Die Negativbilder aus der Arbeitswelt schaffen eine negative Realität; die selbsterfüllende Prophezeiung bildet sich im Verhalten ab. Wenn wir uns für alt und mässig nützlich halten, agieren wir auch so. Eine beständige Abwärtsspirale, wie viele ältere Arbeitnehmer bestätigen. Statt persönlicher Weiterentwicklung wird oft Stagnation empfunden. Dies geschieht nicht selten in Kombination mit erlebtem, stetig steigendem Druck und wachsendem Arbeitspensum, das nicht mehr so leicht weggesteckt werden kann wie in jungen Jahren. Eine altersspezifische Anpassung des Performance- Managements fehlt. Was also tun? Finden Sie heraus, welche Ihrer älteren Mitarbeitenden sich etwa aus Angst vor Arbeitslosigkeit durch die tägliche Routine quälen und wer noch das Gefühl hat, gebraucht zu sein und zu gestalten. Fragt man Vorruheständler, unter welchen Umständen sie länger geblieben wären, dann antworten viele: «Wenn sie mich gebraucht hätten.»

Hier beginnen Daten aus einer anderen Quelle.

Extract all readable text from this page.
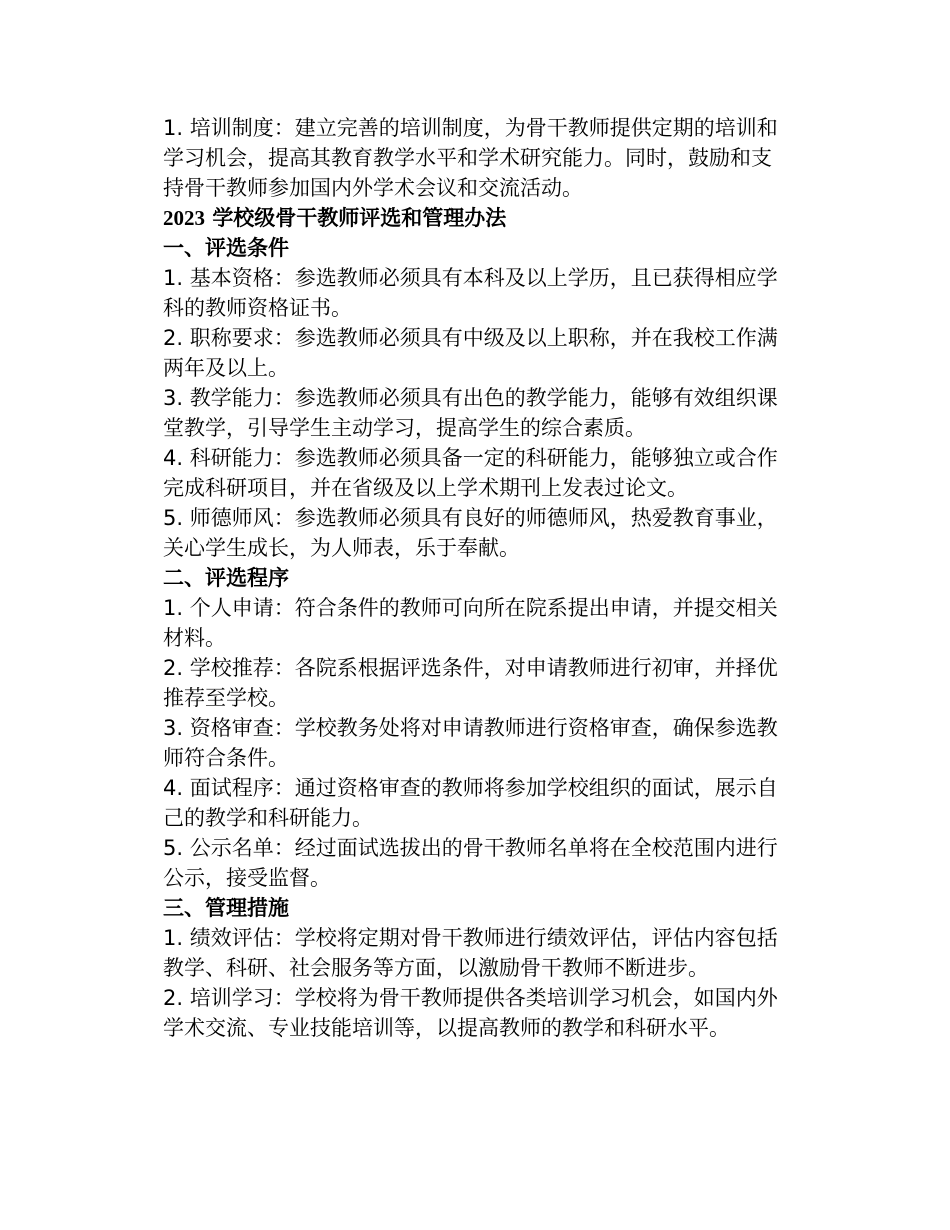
1. 培训制度：建立完善的培训制度，为骨干教师提供定期的培训和学习机会，提高其教育教学水平和学术研究能力。同时，鼓励和支持骨干教师参加国内外学术会议和交流活动。

2023 学校级骨干教师评选和管理办法

一、评选条件

1. 基本资格：参选教师必须具有本科及以上学历，且已获得相应学科的教师资格证书。

2. 职称要求：参选教师必须具有中级及以上职称，并在我校工作满两年及以上。

3. 教学能力：参选教师必须具有出色的教学能力，能够有效组织课堂教学，引导学生主动学习，提高学生的综合素质。

4. 科研能力：参选教师必须具备一定的科研能力，能够独立或合作完成科研项目，并在省级及以上学术期刊上发表过论文。

5. 师德师风：参选教师必须具有良好的师德师风，热爱教育事业，关心学生成长，为人师表，乐于奉献。

二、评选程序

1. 个人申请：符合条件的教师可向所在院系提出申请，并提交相关材料。

2. 学校推荐：各院系根据评选条件，对申请教师进行初审，并择优推荐至学校。

3. 资格审查：学校教务处将对申请教师进行资格审查，确保参选教师符合条件。

4. 面试程序：通过资格审查的教师将参加学校组织的面试，展示自己的教学和科研能力。

5. 公示名单：经过面试选拔出的骨干教师名单将在全校范围内进行公示，接受监督。

三、管理措施

1. 绩效评估：学校将定期对骨干教师进行绩效评估，评估内容包括教学、科研、社会服务等方面，以激励骨干教师不断进步。

2. 培训学习：学校将为骨干教师提供各类培训学习机会，如国内外学术交流、专业技能培训等，以提高教师的教学和科研水平。
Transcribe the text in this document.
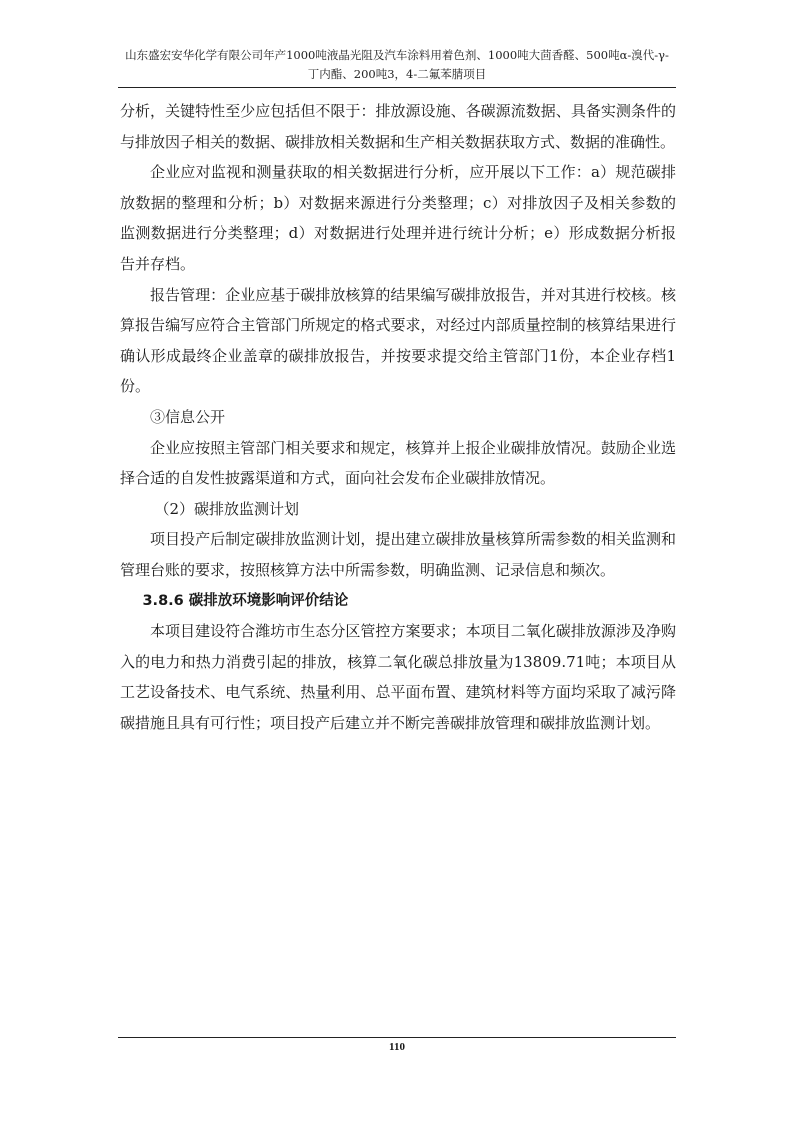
山东盛宏安华化学有限公司年产1000吨液晶光阻及汽车涂料用着色剂、1000吨大茴香醛、500吨α-溴代-γ-
丁内酯、200吨3，4-二氟苯腈项目

分析，关键特性至少应包括但不限于：排放源设施、各碳源流数据、具备实测条件的与排放因子相关的数据、碳排放相关数据和生产相关数据获取方式、数据的准确性。

企业应对监视和测量获取的相关数据进行分析，应开展以下工作：a）规范碳排放数据的整理和分析；b）对数据来源进行分类整理；c）对排放因子及相关参数的监测数据进行分类整理；d）对数据进行处理并进行统计分析；e）形成数据分析报告并存档。

报告管理：企业应基于碳排放核算的结果编写碳排放报告，并对其进行校核。核算报告编写应符合主管部门所规定的格式要求，对经过内部质量控制的核算结果进行确认形成最终企业盖章的碳排放报告，并按要求提交给主管部门1份，本企业存档1份。

③信息公开

企业应按照主管部门相关要求和规定，核算并上报企业碳排放情况。鼓励企业选择合适的自发性披露渠道和方式，面向社会发布企业碳排放情况。

（2）碳排放监测计划

项目投产后制定碳排放监测计划，提出建立碳排放量核算所需参数的相关监测和管理台账的要求，按照核算方法中所需参数，明确监测、记录信息和频次。

3.8.6 碳排放环境影响评价结论

本项目建设符合潍坊市生态分区管控方案要求；本项目二氧化碳排放源涉及净购入的电力和热力消费引起的排放，核算二氧化碳总排放量为13809.71吨；本项目从工艺设备技术、电气系统、热量利用、总平面布置、建筑材料等方面均采取了减污降碳措施且具有可行性；项目投产后建立并不断完善碳排放管理和碳排放监测计划。

110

Apropos altersgemischte Teams

In einer aktuellen Studie der Zürcher Hochschule für angewandte Wissenschaften in Kooperation mit der Zürcher Kantonalbank und uns (Neustarter-Stiftung, siehe Kasten) geht es um die Integration Älterer im Arbeitsmarkt und die Frage nach dem fälligen Kulturwandel. Bei den Personalern reichen die Aussagen bezüglich altersgemischter Teams von «Das Alter spielt bei uns keine Rolle» bis zu «Konflikte sind bei uns immer Generationenkonflikte». Fabiola Gerpott (Universität Amsterdam) fand in einer Feldstudie heraus: «Je mehr Diversity, desto mehr braucht es Psychological Safety, um die Teamintelligenz zu nutzen.» Das bedeutet, die einzelnen Teammitglieder benötigen neben der Sicherheit, gebraucht zu werden, ein gutes Gefühl beim Äussern ihrer Ideen und Gedanken. Dieses gute Gefühl hat man naturgemäss eher gegenüber Personen ähnlicher Hintergründe (Alter, Geschlecht, Herkunft, Bildungsniveau usw.). Steigende Altersdiversität erfordert also eine noch diffizilere Führung, die Sicherheit in verschiedenen Dimensionen fördert.

Arbeitsbedingungen in der Schweiz

Dass in puncto Zufriedenheit im Job generell Handlungsbedarf herrscht, zeigen Umfragen des Staatssekretariats für Wirtschaft SECO zu den Arbeitsbedingungen in der Schweiz 2005 und 2015: «Eintönige Aufgaben» beklagten 2005 rund ein Fünftel der Beschäftigten; zehn Jahre später waren es bereits mehr als ein Drittel. Die Möglichkeiten, «Neues zu lernen» und «eigene Ideen umzusetzen» gingen den Antworten zufolge von 2005 bis 2015 um jeweils rund 15 Prozent zurück. Diese Signale gehen klar in die falsche Richtung, insofern sich die Ökonomie von der Natur des menschlichen Wesens zu entkoppeln droht. Doch wirtschaftliche und menschliche Interessen müssen kein Widerspruch sein. Zu den deutlichsten Schnittmengen zählen die Neugier, die Suche nach Innovation und Experimentierfreude. Deshalb: Unternehmen, erlaubt und fördert Experimente! Entwickelt verschiedene Modelle, wie man in euren Unternehmen arbeiten kann, und macht sie transparent – für alle Altersgruppen.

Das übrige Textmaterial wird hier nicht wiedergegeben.